In many combo player,who sacr. the piece, has no material compensation ,but has the winning position. <vinidivici>. <BIG MISTAKES> . This is what you think.

Oct-28-12  francis2012: ♗h6+? and ♕d2! are my two candidates move in this puzzle.
Oct-28-12  vinidivici: <boster>
lol...garry's son isnt a GM. dont u know it...D'OH
I can see your POV. i understand you.
Its a lack comprehension that makes you a narrow-minded person.

You said this
<In many combo player,who sacr. the piece, has no material compensation ,but has the WINNING position.>

Its true. Its a WINNING position. So who will think about the material compensation anymore.

What we are talking about is the complex positions that need a deep calculation just like the puzzle above.
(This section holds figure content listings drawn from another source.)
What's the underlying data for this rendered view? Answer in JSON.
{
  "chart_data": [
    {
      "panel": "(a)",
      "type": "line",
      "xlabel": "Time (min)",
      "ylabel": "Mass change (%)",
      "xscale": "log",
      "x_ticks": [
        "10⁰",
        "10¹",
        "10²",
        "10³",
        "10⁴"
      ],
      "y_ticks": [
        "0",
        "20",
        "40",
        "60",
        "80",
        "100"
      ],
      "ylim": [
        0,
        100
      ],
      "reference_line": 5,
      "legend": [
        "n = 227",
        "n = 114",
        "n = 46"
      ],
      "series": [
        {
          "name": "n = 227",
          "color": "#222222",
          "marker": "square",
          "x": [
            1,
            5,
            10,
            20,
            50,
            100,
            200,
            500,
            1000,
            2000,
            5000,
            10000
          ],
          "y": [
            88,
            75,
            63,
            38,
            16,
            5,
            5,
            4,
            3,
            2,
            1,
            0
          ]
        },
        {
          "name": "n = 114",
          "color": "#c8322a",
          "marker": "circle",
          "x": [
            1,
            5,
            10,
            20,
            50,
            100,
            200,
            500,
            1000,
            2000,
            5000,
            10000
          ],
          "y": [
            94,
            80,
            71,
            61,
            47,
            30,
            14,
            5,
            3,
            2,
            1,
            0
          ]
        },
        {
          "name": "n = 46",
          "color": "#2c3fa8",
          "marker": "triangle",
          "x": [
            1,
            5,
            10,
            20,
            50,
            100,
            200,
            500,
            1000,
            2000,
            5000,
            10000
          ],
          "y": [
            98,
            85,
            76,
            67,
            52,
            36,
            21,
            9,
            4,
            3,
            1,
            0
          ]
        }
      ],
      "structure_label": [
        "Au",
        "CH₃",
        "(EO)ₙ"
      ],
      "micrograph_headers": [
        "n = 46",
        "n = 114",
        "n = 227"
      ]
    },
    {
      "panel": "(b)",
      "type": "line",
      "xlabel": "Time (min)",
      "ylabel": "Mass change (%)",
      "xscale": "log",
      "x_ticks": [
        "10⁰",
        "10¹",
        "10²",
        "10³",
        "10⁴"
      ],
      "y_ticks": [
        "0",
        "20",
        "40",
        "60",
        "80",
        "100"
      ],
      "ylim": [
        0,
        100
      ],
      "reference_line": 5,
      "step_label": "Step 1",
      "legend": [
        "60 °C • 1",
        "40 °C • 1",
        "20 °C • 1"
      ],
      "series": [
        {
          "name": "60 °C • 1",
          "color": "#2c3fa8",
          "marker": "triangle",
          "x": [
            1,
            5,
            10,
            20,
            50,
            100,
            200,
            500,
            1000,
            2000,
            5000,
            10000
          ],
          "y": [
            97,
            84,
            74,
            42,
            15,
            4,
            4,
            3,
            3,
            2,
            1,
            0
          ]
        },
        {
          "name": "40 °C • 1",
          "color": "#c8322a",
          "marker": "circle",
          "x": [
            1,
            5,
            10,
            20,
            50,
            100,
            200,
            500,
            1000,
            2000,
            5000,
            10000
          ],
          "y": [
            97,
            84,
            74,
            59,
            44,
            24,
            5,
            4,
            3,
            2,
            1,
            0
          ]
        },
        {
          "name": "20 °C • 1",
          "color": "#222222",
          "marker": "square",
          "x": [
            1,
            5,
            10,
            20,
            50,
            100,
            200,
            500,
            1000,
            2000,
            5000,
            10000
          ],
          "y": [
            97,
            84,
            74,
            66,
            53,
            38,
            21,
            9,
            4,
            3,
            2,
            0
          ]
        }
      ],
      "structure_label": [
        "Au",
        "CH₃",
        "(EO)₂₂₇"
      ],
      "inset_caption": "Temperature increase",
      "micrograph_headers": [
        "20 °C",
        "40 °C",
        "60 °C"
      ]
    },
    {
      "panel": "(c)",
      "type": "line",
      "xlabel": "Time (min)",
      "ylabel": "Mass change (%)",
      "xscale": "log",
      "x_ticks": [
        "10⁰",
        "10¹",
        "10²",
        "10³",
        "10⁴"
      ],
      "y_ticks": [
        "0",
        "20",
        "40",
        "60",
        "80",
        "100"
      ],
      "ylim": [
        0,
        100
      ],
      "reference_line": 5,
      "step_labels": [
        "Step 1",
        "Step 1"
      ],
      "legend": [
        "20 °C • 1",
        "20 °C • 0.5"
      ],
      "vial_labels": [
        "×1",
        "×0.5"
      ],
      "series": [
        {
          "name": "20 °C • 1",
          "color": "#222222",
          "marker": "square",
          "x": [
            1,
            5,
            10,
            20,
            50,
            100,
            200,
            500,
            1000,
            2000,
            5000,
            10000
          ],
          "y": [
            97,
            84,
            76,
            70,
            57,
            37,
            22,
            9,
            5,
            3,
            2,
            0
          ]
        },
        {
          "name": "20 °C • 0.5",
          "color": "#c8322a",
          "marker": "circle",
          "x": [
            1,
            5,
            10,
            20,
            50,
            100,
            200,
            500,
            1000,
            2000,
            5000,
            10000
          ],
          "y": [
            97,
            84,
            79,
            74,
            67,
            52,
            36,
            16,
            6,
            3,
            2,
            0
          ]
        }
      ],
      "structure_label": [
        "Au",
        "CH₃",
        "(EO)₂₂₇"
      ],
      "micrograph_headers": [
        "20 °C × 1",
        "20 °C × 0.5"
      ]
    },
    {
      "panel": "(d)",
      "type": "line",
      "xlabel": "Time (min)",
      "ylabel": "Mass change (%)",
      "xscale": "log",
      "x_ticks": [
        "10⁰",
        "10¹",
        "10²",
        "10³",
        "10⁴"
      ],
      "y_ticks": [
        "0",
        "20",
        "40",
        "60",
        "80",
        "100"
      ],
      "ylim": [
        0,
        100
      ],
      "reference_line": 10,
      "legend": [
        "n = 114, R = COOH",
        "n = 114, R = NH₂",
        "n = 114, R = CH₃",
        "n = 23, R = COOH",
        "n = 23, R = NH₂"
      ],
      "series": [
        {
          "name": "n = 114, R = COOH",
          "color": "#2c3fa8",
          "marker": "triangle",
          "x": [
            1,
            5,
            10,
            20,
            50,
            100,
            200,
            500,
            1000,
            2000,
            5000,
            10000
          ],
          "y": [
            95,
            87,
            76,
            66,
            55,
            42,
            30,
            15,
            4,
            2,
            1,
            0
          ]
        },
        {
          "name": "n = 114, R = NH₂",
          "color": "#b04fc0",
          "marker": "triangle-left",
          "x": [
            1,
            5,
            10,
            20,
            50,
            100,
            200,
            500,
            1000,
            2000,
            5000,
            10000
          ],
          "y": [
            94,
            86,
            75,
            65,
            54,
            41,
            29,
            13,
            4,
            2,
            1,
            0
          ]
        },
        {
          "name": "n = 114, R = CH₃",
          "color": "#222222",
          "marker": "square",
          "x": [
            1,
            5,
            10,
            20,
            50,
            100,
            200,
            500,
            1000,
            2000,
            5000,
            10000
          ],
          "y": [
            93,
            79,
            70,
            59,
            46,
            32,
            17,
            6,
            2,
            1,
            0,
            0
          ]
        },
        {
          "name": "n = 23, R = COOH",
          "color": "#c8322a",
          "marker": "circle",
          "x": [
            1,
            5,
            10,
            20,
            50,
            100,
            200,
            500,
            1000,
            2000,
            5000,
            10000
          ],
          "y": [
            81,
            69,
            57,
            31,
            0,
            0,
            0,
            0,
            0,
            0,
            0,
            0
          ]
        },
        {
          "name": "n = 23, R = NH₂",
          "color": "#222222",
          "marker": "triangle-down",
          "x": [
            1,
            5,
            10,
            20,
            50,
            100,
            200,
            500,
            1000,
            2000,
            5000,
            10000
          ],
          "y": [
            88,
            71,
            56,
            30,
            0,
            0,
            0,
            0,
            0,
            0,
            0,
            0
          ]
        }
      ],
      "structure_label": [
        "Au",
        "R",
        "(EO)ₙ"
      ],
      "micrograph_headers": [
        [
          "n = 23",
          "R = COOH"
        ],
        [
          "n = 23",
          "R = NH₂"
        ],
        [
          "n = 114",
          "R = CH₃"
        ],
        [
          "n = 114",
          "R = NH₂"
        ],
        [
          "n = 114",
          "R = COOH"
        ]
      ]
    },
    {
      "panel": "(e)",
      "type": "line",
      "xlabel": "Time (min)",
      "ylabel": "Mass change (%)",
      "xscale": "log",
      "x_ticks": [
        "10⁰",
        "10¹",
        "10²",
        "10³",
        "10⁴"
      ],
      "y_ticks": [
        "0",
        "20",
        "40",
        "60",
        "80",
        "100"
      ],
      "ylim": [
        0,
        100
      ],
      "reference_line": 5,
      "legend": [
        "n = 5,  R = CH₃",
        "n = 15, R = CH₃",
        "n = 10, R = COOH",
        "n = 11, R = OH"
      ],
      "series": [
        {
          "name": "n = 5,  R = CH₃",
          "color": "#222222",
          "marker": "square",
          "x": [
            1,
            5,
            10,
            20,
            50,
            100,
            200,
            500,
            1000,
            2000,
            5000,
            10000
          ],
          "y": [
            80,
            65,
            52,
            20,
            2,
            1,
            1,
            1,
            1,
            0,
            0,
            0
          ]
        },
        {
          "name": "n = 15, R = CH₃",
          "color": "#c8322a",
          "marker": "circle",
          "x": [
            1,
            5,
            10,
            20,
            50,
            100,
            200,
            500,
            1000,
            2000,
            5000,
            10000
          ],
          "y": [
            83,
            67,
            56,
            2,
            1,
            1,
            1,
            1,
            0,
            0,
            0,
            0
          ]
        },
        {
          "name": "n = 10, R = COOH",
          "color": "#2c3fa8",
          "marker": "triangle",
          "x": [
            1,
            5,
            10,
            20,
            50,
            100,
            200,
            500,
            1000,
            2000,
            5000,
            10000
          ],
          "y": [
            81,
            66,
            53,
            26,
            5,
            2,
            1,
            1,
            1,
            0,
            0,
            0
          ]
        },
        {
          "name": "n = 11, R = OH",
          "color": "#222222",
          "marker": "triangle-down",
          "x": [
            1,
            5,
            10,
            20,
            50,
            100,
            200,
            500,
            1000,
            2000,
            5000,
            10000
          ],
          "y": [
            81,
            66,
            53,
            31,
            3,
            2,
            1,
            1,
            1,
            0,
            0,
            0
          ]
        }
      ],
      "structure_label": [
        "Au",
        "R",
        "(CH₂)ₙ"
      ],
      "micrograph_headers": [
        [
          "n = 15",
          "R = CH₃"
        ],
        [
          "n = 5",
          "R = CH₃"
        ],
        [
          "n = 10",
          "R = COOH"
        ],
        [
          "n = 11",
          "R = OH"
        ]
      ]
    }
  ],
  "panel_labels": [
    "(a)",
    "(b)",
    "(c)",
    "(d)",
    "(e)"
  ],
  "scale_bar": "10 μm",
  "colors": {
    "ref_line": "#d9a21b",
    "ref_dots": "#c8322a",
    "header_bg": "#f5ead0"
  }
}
Not a winning position that just needs 1,2, or 3 combinations. No my friend, we are talking the complex combinations that have many branches and need a profound analysis.

But i understand you. I saw some of your posts. No worries.

take care

Oct-28-12  SimonWebbsTiger: @<Jimfromprovidence> and <Marmot>

Interestingly, Chucky didn't mention 29...Kf6 30. Qh5 at all.

As for 23...f4, he gave the short line: 24. Ne5 Qg7 25. d4 cd4 26. cd4

In his opinion, 22...g5 was dubious, suggesting 22...f4 and giving some variations which lead only to a small edge. All of this could be academic though because Almasi-Khalifman, Ubeda 1997 (Informator 69/332) saw 19...Nf4 20. Ne4 Nh3 21. Kh1 and now El Khalif and Nesis analysed 21...Nxf2 22. Qxf2 f5 23. Qg2 c4 in black's favour.

Jan-13-15  Conrad93: I thought 15...g5!? was a typical move for black in this opening, or does 12. d3 change something?